# Is playing ball on the road illegal?



## burkemg (16 Mar 2006)

Qucik question 

Is playing ball on the road illegal?


----------



## AJC (16 Mar 2006)

Quick answer = Yes


----------



## ClubMan (16 Mar 2006)

Slow answer = yeeeeeeeeeessssssssss.


----------



## ninsaga (16 Mar 2006)

short answer = Y

...couldn't help that


----------



## icantbelieve (16 Mar 2006)

Not disagreeing, just wondering if anyone knows what the law being broken is. When I was a kid I saw a garda coming up the road where I was kicking ball, he was looking around so I asked him if he was looking for any house in particular (in case he needed help). He looked at me and said "playing ball on the street is illegal, don't do it" and walked on up the road. Possibly set in motion my reluctance to assist the gardai.


----------



## noddy (16 Mar 2006)

I remember it so well being asked our names for playing football on the street.He had taken about 7 names,when some of our mothers,came out and gave him an earfull. Up he got on the push bike and away with him. Never heard another thing.I think the police would love to see some kids playing football in the estates these days.


----------



## ClubMan (16 Mar 2006)

noddy said:
			
		

> I remember it so well being asked our names for playing football on the street.He had taken about 7 names,when some of our mothers,came out and gave him an earfull. Up he got on the push bike and away with him.


Who? _Gary Glitter _or a copper?


----------



## noddy (16 Mar 2006)

Cut and paste the whole reply,and i think you should know who it was.P.S. GARY DID NOT WANT TO BE IN OUR GANG.OH YEAH.


----------



## Jack The Lad (16 Mar 2006)

I suppose another angle to all of this would be...
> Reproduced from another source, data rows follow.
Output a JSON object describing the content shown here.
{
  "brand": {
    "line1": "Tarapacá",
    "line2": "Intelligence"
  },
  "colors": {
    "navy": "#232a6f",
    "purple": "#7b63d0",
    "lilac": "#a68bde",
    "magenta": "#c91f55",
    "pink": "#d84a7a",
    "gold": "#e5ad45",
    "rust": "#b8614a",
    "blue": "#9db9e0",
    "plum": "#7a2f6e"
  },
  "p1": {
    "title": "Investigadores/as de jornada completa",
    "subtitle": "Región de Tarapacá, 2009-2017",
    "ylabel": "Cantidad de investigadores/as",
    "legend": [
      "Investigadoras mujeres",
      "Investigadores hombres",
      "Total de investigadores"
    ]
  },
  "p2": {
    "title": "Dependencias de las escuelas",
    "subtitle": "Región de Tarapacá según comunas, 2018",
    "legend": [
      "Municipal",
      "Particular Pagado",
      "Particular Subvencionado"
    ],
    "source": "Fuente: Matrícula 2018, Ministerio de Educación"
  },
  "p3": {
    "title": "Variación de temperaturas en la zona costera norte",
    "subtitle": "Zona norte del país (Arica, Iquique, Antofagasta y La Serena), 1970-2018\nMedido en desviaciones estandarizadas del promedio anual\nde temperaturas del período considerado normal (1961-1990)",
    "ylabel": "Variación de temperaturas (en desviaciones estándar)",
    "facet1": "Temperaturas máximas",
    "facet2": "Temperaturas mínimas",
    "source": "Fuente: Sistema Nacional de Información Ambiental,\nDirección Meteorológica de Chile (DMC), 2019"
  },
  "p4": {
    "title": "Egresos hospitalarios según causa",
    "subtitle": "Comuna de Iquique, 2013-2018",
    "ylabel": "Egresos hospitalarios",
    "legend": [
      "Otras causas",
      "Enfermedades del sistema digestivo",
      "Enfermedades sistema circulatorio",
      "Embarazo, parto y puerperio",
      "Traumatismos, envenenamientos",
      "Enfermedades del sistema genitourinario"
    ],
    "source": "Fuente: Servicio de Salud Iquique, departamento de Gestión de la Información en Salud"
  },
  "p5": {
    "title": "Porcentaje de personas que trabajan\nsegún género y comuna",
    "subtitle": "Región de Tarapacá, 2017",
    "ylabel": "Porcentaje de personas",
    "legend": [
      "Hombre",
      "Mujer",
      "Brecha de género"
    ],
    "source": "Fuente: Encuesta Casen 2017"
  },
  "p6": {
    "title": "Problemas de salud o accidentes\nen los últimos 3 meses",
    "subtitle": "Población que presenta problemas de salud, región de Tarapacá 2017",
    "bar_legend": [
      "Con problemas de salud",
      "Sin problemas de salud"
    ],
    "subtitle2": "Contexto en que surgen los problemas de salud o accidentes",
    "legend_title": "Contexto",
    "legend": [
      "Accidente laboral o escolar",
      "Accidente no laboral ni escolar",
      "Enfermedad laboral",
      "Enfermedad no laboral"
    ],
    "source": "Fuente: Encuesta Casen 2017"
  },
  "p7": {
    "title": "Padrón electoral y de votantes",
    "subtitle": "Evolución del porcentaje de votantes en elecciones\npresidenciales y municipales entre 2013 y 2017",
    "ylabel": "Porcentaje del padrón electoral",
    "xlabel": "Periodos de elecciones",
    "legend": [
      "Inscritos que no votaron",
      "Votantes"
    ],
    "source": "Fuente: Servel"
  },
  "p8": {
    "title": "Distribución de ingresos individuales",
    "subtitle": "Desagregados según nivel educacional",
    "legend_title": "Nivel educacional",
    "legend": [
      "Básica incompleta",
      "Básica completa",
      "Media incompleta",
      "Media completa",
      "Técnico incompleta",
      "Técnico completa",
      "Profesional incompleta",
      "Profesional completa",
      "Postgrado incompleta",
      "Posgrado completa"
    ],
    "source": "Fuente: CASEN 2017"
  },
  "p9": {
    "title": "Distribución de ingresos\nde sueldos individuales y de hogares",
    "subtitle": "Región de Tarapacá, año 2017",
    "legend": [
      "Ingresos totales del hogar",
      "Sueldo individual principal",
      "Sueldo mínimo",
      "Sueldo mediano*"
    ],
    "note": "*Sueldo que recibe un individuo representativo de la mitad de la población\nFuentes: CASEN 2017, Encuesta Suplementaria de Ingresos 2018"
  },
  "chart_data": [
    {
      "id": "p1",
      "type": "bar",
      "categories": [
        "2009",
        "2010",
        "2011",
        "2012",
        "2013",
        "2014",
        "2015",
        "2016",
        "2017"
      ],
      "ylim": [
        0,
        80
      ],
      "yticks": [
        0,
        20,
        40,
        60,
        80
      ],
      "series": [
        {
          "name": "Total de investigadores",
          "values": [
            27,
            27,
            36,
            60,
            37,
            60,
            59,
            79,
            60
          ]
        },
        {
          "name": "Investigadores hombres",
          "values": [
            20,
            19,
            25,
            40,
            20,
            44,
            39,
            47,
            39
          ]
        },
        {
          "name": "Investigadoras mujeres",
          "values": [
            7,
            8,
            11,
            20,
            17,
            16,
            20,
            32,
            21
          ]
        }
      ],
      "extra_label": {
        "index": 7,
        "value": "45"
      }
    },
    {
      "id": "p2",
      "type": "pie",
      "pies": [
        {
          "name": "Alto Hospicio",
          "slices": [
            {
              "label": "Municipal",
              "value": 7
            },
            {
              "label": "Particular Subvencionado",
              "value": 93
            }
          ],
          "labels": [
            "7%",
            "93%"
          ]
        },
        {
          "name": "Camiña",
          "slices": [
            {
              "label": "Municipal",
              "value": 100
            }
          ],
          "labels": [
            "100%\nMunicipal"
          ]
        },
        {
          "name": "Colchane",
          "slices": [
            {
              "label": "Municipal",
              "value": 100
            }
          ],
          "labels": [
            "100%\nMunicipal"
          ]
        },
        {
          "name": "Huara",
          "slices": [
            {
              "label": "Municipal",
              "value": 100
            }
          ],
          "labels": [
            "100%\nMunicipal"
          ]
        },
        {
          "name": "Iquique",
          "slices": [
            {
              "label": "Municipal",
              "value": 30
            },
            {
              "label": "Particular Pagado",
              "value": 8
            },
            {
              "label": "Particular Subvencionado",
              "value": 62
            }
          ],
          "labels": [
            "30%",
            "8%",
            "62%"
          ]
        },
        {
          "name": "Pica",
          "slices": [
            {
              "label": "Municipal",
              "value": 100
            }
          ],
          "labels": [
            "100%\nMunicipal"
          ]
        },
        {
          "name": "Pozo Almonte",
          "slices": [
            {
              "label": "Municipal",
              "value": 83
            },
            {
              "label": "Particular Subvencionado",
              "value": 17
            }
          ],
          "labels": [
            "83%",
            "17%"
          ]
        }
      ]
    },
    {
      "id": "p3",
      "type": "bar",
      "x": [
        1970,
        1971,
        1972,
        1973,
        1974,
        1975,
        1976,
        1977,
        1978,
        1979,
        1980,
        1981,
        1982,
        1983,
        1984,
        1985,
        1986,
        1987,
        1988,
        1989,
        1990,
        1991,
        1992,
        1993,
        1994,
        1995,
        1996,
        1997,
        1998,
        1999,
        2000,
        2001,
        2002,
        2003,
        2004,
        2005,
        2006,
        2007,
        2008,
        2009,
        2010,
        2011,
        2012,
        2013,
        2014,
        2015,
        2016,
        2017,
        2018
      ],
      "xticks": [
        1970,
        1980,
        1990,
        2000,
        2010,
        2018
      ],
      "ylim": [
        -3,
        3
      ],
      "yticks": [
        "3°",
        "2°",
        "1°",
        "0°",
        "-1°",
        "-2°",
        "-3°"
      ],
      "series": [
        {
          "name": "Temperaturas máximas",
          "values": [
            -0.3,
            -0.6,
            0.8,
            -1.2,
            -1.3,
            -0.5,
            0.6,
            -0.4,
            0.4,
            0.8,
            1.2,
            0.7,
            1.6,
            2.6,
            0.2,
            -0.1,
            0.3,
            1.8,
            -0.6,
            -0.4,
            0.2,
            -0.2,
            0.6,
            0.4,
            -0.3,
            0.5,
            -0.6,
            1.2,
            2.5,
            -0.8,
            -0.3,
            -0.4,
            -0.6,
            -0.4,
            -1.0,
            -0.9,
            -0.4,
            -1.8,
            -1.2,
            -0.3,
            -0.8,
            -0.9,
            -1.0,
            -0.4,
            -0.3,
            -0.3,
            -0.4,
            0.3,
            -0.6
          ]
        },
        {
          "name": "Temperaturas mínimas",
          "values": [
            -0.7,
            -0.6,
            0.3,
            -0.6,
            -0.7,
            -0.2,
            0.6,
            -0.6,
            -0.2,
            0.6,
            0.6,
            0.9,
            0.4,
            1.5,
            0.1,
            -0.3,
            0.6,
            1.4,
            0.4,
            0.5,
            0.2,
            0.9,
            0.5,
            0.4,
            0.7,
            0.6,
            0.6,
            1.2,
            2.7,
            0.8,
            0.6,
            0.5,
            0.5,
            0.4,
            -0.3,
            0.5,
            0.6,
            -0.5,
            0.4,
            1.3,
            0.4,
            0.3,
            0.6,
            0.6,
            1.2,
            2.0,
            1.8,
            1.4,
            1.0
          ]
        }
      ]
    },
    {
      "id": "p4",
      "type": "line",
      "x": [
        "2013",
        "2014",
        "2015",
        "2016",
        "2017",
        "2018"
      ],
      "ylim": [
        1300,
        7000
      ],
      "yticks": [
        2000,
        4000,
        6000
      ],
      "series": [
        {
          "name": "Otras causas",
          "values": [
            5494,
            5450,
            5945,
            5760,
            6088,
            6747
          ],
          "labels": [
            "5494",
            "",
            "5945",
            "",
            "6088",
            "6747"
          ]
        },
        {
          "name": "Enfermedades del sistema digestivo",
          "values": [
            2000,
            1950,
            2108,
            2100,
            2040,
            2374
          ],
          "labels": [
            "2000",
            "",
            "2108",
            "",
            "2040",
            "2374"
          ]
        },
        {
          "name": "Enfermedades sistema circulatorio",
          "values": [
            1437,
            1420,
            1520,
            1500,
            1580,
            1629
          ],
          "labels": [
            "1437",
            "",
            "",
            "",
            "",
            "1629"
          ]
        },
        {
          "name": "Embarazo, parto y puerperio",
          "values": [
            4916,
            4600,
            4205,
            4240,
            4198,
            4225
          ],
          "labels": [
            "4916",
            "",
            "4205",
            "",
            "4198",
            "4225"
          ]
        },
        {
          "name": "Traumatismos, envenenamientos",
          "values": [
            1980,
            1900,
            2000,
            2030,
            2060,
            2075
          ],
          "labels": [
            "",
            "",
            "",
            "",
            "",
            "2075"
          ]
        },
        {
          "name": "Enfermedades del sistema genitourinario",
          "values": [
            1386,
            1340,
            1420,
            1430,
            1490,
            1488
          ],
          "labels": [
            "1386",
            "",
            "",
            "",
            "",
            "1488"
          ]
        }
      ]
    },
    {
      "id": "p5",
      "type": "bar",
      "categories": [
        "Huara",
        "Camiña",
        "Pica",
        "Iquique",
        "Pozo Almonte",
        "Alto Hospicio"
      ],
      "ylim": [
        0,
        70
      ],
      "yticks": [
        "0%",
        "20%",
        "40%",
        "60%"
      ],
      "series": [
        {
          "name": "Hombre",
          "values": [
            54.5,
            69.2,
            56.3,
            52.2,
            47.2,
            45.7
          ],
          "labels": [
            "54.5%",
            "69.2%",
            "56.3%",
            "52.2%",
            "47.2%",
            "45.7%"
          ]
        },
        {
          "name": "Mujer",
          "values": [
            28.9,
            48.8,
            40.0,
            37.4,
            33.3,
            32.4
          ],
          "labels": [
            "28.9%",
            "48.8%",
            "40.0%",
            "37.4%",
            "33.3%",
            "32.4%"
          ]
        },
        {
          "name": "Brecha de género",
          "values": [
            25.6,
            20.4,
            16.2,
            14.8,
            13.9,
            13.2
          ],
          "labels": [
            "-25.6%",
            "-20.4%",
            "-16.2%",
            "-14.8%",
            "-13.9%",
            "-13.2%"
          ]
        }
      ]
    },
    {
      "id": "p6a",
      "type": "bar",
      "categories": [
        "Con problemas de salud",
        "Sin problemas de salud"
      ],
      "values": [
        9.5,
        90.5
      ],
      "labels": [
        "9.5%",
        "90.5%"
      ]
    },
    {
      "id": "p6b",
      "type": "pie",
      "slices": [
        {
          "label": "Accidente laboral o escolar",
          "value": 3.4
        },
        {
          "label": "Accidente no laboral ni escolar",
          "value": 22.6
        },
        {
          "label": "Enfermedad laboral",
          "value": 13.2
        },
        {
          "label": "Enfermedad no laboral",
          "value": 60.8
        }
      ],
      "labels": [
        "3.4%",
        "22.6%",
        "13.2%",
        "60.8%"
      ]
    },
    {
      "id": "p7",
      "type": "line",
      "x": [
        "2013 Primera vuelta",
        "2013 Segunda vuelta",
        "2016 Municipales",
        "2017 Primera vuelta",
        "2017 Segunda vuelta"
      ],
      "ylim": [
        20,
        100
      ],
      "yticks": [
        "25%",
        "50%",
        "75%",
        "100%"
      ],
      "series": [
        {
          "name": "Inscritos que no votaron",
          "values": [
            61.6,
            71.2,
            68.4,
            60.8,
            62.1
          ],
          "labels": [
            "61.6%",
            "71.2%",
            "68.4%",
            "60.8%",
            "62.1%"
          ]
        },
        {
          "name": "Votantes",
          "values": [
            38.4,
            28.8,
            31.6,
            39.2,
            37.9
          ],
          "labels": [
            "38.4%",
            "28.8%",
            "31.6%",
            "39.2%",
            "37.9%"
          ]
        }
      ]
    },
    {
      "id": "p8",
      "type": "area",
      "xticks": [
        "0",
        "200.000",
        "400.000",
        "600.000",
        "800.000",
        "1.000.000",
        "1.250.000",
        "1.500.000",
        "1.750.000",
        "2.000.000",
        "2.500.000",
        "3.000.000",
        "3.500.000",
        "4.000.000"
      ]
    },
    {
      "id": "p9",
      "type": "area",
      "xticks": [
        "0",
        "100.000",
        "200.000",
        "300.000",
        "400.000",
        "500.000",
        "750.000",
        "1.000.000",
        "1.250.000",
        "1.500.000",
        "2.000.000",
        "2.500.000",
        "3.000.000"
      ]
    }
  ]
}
Is it illegal to drive over kids playing ball on the road.

Short answer... YES!

So if there are some kids playing football on the road and some guy knocks them down... who goes to jail first?


----------



## onekeano (17 Mar 2006)

burkemg said:
			
		

> Qucik question
> 
> Is playing ball on the road illegal?



Should be ok - when they bring you into the station pick a spot on the wall and just stare at it and demand a call to your brief. Then when they let you out call back the next day and insist on getting a copy of the interview videotape. Bring it to the pub and watch it with your mates and have a good laugh! Finally call around to the ould wans who complained about the football being played on the street and threaten to burn them out if the give evidence. That's pretty much the drill and you should "walk" - works for murders / drug dealing and serious assault, so you should be ok for kicking ball on the street!

Best of luck with the wrap.... 

Roy


----------



## noddy (17 Mar 2006)

Thats very funny keano. Watchout for the pushers selling the balls.


----------



## Jack The Lad (17 Mar 2006)

Don't remember seeing the offside rule in The Rules Of The Road...


----------



## thewatcher (18 Mar 2006)

While there's probably something in the road traffic act that covers this, 99% of the "criminals" are minors,and therefore can't be touched,McDowell should really do something about this.

Normal senario is moany neighbour gets on to the guards,whinging about kids kicking ball on the road,guards arrive mainly to prevent moany neighbour from annoying them.Guards tell lads to get off the road because thats about all they can do,kids return the next day and the cycle continues.
Come on lads we've all done it,i wonder will i turn into a moany neighbour when i grow up !


----------



## z107 (18 Mar 2006)

> Normal senario is moany neighbour gets on to the guards,whinging about kids kicking ball on the road,guards arrive mainly to prevent moany neighbour from annoying them.Guards tell lads to get off the road because thats about all they can do,kids return the next day and the cycle continues.



Yep, that pretty much sums it up. Though you missed out the part about kids kicking footballs off of your windows, front door, car etc, and kids breaking your plants. Kids trying to climb into your back garden to retrieve ball. 

What differed for me was that I didn't waste my time calling the guards. There's no money in it for them afterall. Instead I moved house. 



> Come on lads we've all done it,i wonder will i turn into a moany neighbour when i grow up !



That generalisation is incorrect. I never kicked footballs around the road when I was a kid. I lived in the middle of London, and would probably get run over if I tried that. (Not that my parents would let me of course)


----------



## thewatcher (18 Mar 2006)

Ps. Anyone that buys a house in a cul-de-sac in a housing estate that does not posess a green aera,is pretty much guaranteed that this will become the "football pitch".
If you don't want hassle from kids buy on a main road,"property located in a quiet cul-de-sac" rarely exist.


----------